Habertürk
    Takipde Kalın!
      Günlük gelişmeleri takip edebilmek için habertürk uygulamasını indirin

        ESKİLER boşuna “Erken kalkan yol alır” dememişler...

        Yemin töreni üzerinden henüz tam bir gün bile geçmeden, anayasal sürenin bitmesine günler kala, muhalefet partileri birbiri ardına Meclis başkanlığı için adaylarını açıkladılar.

        AK Parti de herhalde fazla bekletmeyecektir.

        Her parti “001” kırmızı plakalı aracın sahipliği için içlerinden en parlak ismi aday gösterdi. HDP Dengir Mir Mehmet Fırat’ı... CHP Deniz Baykal’ı... MHP Ekmeleddin İhsanoğlu’nu...

        İçlerinden hangisi seçilse parlamenter sistemin en itibarlı koltuğunu layıkıyla dolduracaktır.

        Ekmeleddin İhsanoğlu profesör unvanı da bulunan ciddi bir akademisyen... İslam İşbirliği Teşkilatı başkanlığında geçirdiği uzun yıllar içerisinde “diplomasi” alanında da deneyim sahibi oldu. Yurtdışında en fazla tanınan bizden isimler arasında...

        Deniz Baykal’ın da akademik unvanı var, ama o unvanı sollayan bir siyasi geçmişe sahip... Çeşitli hükümetlerde önemli bakanlıklar üstlenmişti; CHP’ye uzun yıllar genel başkanlık yaptı. “En yaşlı üye” sıfatıyla açılışını yaptığı Meclis’in başkanlığına da yakışacaktır.

        HDP’nin aday gösterdiği Dengir Fırat’ın, esas AK Parti’de şöhret kazanmış olsa da siyasi geçmişi çok eskilere dayanıyor.
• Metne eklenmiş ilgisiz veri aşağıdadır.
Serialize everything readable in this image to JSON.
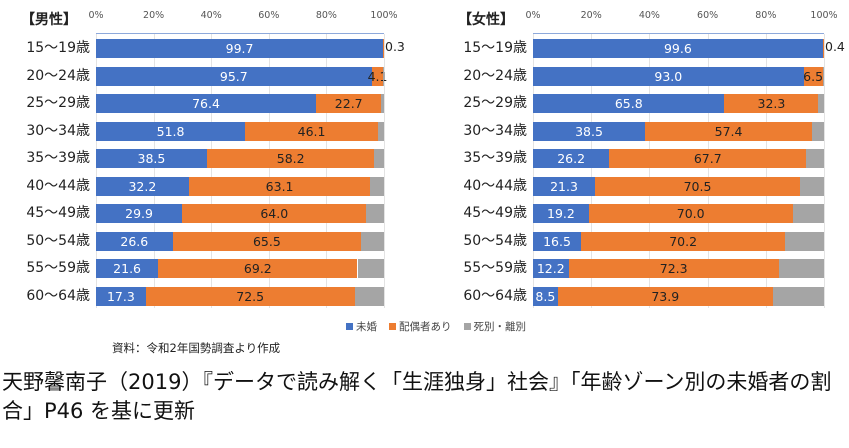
{
  "chart_data": [
    {
      "type": "bar",
      "orientation": "horizontal",
      "stacked": "percent",
      "title": "【男性】",
      "categories": [
        "15〜19歳",
        "20〜24歳",
        "25〜29歳",
        "30〜34歳",
        "35〜39歳",
        "40〜44歳",
        "45〜49歳",
        "50〜54歳",
        "55〜59歳",
        "60〜64歳"
      ],
      "x_ticks": [
        "0%",
        "20%",
        "40%",
        "60%",
        "80%",
        "100%"
      ],
      "xlim": [
        0,
        100
      ],
      "series": [
        {
          "name": "未婚",
          "color": "#4472c4",
          "values": [
            99.7,
            95.7,
            76.4,
            51.8,
            38.5,
            32.2,
            29.9,
            26.6,
            21.6,
            17.3
          ]
        },
        {
          "name": "配偶者あり",
          "color": "#ed7d31",
          "values": [
            0.3,
            4.1,
            22.7,
            46.1,
            58.2,
            63.1,
            64.0,
            65.5,
            69.2,
            72.5
          ]
        },
        {
          "name": "死別・離別",
          "color": "#a5a5a5",
          "values": [
            0.0,
            0.2,
            0.9,
            2.1,
            3.3,
            4.7,
            6.1,
            7.9,
            9.2,
            10.2
          ]
        }
      ]
    },
    {
      "type": "bar",
      "orientation": "horizontal",
      "stacked": "percent",
      "title": "【女性】",
      "categories": [
        "15〜19歳",
        "20〜24歳",
        "25〜29歳",
        "30〜34歳",
        "35〜39歳",
        "40〜44歳",
        "45〜49歳",
        "50〜54歳",
        "55〜59歳",
        "60〜64歳"
      ],
      "x_ticks": [
        "0%",
        "20%",
        "40%",
        "60%",
        "80%",
        "100%"
      ],
      "xlim": [
        0,
        100
      ],
      "series": [
        {
          "name": "未婚",
          "color": "#4472c4",
          "values": [
            99.6,
            93.0,
            65.8,
            38.5,
            26.2,
            21.3,
            19.2,
            16.5,
            12.2,
            8.5
          ]
        },
        {
          "name": "配偶者あり",
          "color": "#ed7d31",
          "values": [
            0.4,
            6.5,
            32.3,
            57.4,
            67.7,
            70.5,
            70.0,
            70.2,
            72.3,
            73.9
          ]
        },
        {
          "name": "死別・離別",
          "color": "#a5a5a5",
          "values": [
            0.0,
            0.5,
            1.9,
            4.1,
            6.1,
            8.2,
            10.8,
            13.3,
            15.5,
            17.6
          ]
        }
      ]
    }
  ],
  "legend": [
    "未婚",
    "配偶者あり",
    "死別・離別"
  ],
  "source": "資料：令和2年国勢調査より作成",
  "caption": "天野馨南子（2019）『データで読み解く「生涯独身」社会』「年齢ゾーン別の未婚者の割合」P46 を基に更新"
}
AK Parti içindeyken ve sonrasında söylediklerine hep kulak verilmiştir. HDP’ye geçmesi hiç yadırganmadı.

        Muhalefetin Meclis başkanlığı koltuğu için tercih ettiği her isim, yalnız kendi partisinden değil bir başka partiden de oy alabilme potansiyeline sahip... Dengir Fırat da, Ekmeleddin İhsanoğlu da, hatta Deniz Baykal da AK Parti’den oy alabilir...

        AK Parti koalisyon arayışında kilit parti olduğu için, muhalefet partileri, aday belirlerken “anahtar” işlevi yapabilecek isimleri tercih etmiş görünüyor...

        Koalisyonda ilk görevlendirmeyi üstlenecek AK Parti hangi partiyle hükümeti oluşturacaksa, o partinin gösterdiği adayın Meclis başkanı seçilme şansı var.

        Tabii pazarlıkta AK Parti, Meclis başkanlığını ortağına bırakırsa...

        Acaba bırakacak mıdır?

        Soruyu garipseyenler çıkabilir; ancak koalisyon pazarlıklarında AK Parti’nin Meclis başkanlığını da uhdesinde tutmak isteyeceğini düşünüyorum. Bunun birçok sebebi var, ama ikisi önemli...

        İlki şu: Hükümet oluştuktan sonra -bir rivayete göre hükümetin güvenoyu almasını bile beklemeden- muhalefette kalan partilerin geçmiş dönemin hesaplaşması için Meclis’i kullanması bekleniyor. Komisyonlar kurulması... Oylamalar...

        Meclis başkanlığı, AK Parti için bu yüzden önemli...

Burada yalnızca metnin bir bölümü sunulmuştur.